Duffy, T. M., & Cunningham, D. J. (2011). Constructivism: Implications for the design and delivery of instruction. Foundations for Research in Education Communications and Technology.
Duffy, T. M., & Savery, J. R. (1995). Problem based learning: An instructional model and its constructivist framework. Educational Technology, 35. 31-38.
Smith, P. L., & Ragan, T. J. (2005). Instructional Design. John Wiley & Sons, Inc. Hoboken, NJ.
Swan, K. (2005). A constructivist model for thinking about learning online. In J. Bourne & J. C. Moore (Eds), Elements of Quality Online Education: Engaging Communities. Needham, MA: Sloan-C.

Further Reading

Baker, E., McGaw, B., and Peterson, P. (Eds). (2007). Constructivism and learning. International Encyclopaedia of Education 3rd Edition, Oxford: Elsevier.
Can, T. (2009). Learning and teaching language online: A constructivist approach. Novitas-ROYAL, 3(1), 60-74.

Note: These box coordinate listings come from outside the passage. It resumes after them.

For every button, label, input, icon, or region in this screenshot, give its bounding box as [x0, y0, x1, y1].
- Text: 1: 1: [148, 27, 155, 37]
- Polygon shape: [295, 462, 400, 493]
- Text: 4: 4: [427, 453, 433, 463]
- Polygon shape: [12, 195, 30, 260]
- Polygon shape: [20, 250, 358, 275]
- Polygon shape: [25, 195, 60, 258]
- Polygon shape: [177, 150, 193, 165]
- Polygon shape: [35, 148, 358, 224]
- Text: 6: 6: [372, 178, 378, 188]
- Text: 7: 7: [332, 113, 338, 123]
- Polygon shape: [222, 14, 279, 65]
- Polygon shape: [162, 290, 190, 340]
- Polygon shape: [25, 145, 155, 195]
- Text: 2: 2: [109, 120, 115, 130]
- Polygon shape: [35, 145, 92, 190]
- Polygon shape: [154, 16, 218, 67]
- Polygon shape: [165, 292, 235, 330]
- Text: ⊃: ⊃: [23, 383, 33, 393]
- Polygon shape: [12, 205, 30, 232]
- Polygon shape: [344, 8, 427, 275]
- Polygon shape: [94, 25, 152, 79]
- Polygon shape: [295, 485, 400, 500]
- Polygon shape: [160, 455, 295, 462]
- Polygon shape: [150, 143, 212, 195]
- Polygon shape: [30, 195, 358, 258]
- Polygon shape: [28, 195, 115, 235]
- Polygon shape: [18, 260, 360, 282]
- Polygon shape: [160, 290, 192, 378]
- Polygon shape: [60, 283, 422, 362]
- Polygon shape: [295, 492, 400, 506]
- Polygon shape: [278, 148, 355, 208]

Lake, C. (1997). Constructivism’s implications for formative evaluation. Constructivism and Fromative Evaluation. AECT.
Lainema, T. (2008). Implications of constructivism for computer-based learning.
Liu, Y and Ginther, D. (1999), Cognitive Styles and Distance Education, Online Journal of Distance Learning Administration, Volume II, Number III.
Merriam, S. A. and Caffarella, R. S. (1999). Learning in adulthood: A comprehensive guide. San Francisco: Jossey-Bass Publishers.Richardson, J.A. 2000. Field dependence revisited I: Intelligence. Educational psychology, vol. 20, no. 3, pp. 255–71.
Tam, M. (1999). Learning Matters at Lingnan. Teaching Learning Center.
Vrasidas, C. (2000). Constructivism versus objectivism: Implications for interaction, course design, and evaluation in distance education. International Journal of Educational Telecommunications, 6(4), 339-362.